Highlights 

  • FCA releases consultation paper on proposed redress scheme for historical motor finance commissions. 
  • Santander UK delays Q3 2025 results pending clarity on potential regulatory implications. 
  • Bank states capital and liquidity remain unaffected even under severe downside scenarios. 

Santander UK Group Holdings plc (LSE:SANB) acknowledged the Financial Conduct Authority’s (FCA) publication of a consultation paper proposing a redress scheme connected to historical motor finance commission arrangements. 

The proposal follows the Supreme Court’s ruling on Discretionary Commission Arrangements (DCAs) issued on 1 August 2025. Santander UK is reviewing the consultation to determine its implications, noting that the FCA’s proposed approach differs in several respects from the Supreme Court’s findings. The legal basis for the relevant redress period remains uncertain, as the proposal is still under consultation. 

Due to these uncertainties, there is no confirmed scope, methodology, or timeline for any eventual redress scheme that may be implemented. 

Delay in Q3 2025 Results Announcement 

Santander UK decided to postpone its scheduled third-quarter 2025 results announcement, which was due on 29 October 2025. The delay allows time for greater clarity on the FCA’s proposals and their potential impact on the bank and the wider market. The company expects to provide further updates with its fourth-quarter 2025 results. 

According to the statement, despite the uncertainties surrounding the FCA’s consultation, Santander UK does not expect any increase to its existing provisions—under even a severe downside scenario—to have a material effect on its capital or liquidity positions, operations, financial condition, or prospects. 

Engagement with Regulators and Stakeholders 

Santander UK reaffirmed its commitment to ensuring fair customer outcomes and stated it will continue to engage constructively with the FCA, HM Treasury, and other stakeholders during the consultation process. 
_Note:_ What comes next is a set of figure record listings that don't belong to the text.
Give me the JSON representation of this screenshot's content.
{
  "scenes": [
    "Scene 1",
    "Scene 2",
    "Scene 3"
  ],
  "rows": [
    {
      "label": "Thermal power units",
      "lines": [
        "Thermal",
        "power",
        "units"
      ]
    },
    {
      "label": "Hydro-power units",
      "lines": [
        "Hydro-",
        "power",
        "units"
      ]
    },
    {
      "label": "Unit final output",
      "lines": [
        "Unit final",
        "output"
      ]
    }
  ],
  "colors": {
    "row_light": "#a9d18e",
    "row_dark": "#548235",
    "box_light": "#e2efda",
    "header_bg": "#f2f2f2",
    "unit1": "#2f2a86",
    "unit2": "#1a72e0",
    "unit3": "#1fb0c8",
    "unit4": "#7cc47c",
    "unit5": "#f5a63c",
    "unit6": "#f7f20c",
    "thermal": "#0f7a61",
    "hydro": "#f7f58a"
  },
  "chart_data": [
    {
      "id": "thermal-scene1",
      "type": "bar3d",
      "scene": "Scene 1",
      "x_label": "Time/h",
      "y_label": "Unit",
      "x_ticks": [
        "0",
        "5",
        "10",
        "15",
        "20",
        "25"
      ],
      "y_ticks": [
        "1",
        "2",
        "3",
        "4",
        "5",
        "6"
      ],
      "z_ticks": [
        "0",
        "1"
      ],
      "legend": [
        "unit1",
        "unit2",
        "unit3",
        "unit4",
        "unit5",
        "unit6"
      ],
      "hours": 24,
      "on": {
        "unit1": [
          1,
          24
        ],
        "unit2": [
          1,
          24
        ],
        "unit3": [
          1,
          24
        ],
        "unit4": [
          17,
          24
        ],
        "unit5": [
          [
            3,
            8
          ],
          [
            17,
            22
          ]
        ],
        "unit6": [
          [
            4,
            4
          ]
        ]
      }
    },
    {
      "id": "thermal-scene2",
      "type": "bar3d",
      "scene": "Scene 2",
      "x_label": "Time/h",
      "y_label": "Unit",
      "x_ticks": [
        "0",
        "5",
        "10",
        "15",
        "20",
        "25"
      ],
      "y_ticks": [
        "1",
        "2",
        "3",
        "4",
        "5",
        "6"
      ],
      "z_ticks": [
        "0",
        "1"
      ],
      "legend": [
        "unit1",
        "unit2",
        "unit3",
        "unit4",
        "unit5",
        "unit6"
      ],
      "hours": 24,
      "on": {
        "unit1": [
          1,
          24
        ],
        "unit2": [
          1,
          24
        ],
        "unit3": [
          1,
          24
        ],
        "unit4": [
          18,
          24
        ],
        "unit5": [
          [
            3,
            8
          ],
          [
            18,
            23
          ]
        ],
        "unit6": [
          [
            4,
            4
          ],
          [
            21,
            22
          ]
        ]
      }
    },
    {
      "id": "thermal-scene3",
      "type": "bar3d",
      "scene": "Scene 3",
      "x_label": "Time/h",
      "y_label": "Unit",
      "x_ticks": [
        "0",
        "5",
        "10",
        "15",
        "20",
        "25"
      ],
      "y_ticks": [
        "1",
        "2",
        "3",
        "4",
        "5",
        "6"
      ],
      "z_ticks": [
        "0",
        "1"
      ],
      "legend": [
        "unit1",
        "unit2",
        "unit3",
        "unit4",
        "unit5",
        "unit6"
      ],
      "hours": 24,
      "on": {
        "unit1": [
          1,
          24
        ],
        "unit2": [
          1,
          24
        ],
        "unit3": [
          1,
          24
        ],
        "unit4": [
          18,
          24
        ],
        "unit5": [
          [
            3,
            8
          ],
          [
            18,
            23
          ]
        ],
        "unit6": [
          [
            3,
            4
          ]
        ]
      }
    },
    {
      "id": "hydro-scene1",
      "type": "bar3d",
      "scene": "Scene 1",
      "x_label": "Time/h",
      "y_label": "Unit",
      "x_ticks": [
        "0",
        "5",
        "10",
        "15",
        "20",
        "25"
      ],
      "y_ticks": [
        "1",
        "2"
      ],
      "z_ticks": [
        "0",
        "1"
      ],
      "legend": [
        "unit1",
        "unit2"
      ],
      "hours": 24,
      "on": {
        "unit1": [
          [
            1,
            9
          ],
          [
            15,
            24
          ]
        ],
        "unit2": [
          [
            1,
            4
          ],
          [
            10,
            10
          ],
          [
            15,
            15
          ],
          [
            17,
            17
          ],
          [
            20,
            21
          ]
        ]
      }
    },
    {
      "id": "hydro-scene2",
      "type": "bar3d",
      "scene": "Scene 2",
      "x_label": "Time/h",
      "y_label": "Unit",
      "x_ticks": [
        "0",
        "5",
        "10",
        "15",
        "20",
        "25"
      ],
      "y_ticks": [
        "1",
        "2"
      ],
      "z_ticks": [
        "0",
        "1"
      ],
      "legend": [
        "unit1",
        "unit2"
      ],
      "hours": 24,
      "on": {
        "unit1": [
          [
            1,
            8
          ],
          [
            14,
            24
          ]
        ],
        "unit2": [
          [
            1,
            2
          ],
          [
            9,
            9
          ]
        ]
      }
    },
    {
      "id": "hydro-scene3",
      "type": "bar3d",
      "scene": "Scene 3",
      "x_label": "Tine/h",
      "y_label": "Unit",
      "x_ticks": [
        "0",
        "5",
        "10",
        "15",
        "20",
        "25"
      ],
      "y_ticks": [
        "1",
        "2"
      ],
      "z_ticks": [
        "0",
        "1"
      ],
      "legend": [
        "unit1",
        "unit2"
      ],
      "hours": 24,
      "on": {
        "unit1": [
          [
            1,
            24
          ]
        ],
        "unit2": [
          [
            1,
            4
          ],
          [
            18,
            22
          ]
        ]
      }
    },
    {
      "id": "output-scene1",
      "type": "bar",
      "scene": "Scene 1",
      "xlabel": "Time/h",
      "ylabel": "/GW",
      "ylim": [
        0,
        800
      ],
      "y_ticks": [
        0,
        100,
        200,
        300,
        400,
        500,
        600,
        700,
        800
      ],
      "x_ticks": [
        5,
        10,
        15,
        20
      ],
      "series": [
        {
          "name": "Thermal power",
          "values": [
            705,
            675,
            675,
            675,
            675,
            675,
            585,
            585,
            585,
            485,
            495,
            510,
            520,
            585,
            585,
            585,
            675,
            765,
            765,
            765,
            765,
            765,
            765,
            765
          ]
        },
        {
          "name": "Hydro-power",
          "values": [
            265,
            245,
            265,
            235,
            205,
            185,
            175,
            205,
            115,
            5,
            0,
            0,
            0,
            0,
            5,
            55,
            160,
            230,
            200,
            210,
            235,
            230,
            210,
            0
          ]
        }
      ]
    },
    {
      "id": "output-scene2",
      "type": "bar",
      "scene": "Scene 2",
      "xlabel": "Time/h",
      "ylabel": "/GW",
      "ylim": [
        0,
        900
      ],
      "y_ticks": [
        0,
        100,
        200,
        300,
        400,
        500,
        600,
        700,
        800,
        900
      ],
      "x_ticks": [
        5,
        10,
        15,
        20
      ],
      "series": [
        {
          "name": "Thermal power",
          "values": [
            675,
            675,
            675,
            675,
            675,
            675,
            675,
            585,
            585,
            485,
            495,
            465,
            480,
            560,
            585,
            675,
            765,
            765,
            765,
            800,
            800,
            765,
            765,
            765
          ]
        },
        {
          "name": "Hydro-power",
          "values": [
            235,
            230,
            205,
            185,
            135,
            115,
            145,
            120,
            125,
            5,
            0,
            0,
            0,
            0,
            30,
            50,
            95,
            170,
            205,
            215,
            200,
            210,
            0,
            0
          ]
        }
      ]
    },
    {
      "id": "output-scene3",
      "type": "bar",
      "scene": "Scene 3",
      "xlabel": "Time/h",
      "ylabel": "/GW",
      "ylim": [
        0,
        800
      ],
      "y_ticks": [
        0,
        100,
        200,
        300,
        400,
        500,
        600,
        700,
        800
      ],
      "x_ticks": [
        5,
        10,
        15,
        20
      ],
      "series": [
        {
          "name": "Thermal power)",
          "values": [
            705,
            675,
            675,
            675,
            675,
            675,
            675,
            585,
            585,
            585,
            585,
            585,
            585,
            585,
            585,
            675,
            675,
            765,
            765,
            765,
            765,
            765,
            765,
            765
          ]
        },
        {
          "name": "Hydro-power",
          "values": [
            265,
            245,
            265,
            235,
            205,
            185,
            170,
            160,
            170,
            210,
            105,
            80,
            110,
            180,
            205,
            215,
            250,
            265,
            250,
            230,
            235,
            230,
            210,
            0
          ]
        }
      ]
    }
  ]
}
Commenting on the developments, Santander UK Chief Executive Mike Regnier said: 

“We believe that the level of concern in the industry and market is such that material changes to the proposed FCA redress scheme should be an active consideration for the UK Government. Without such change, the unintended consequences for the car finance market, the supply of credit and the resulting negative impact on the automotive industry and its supply chain could significantly impact jobs, growth and the broader UK economy. This could also cause significant detriment to the consumer. 

“While the FCA considers the outcome of its consultation, we believe it is our duty to do all we can to secure an orderly and fair outcome from this consultation process. This is not a question of investor versus customer interest, quite the reverse. What is at stake is the supply of credit that customers need and that supports a very important sector for the economy. 

Share Performance

SANB's shares were trading at GBX 145.00 per share on 29 October 2025, up 0.35% from its previous close of GBX 144.50.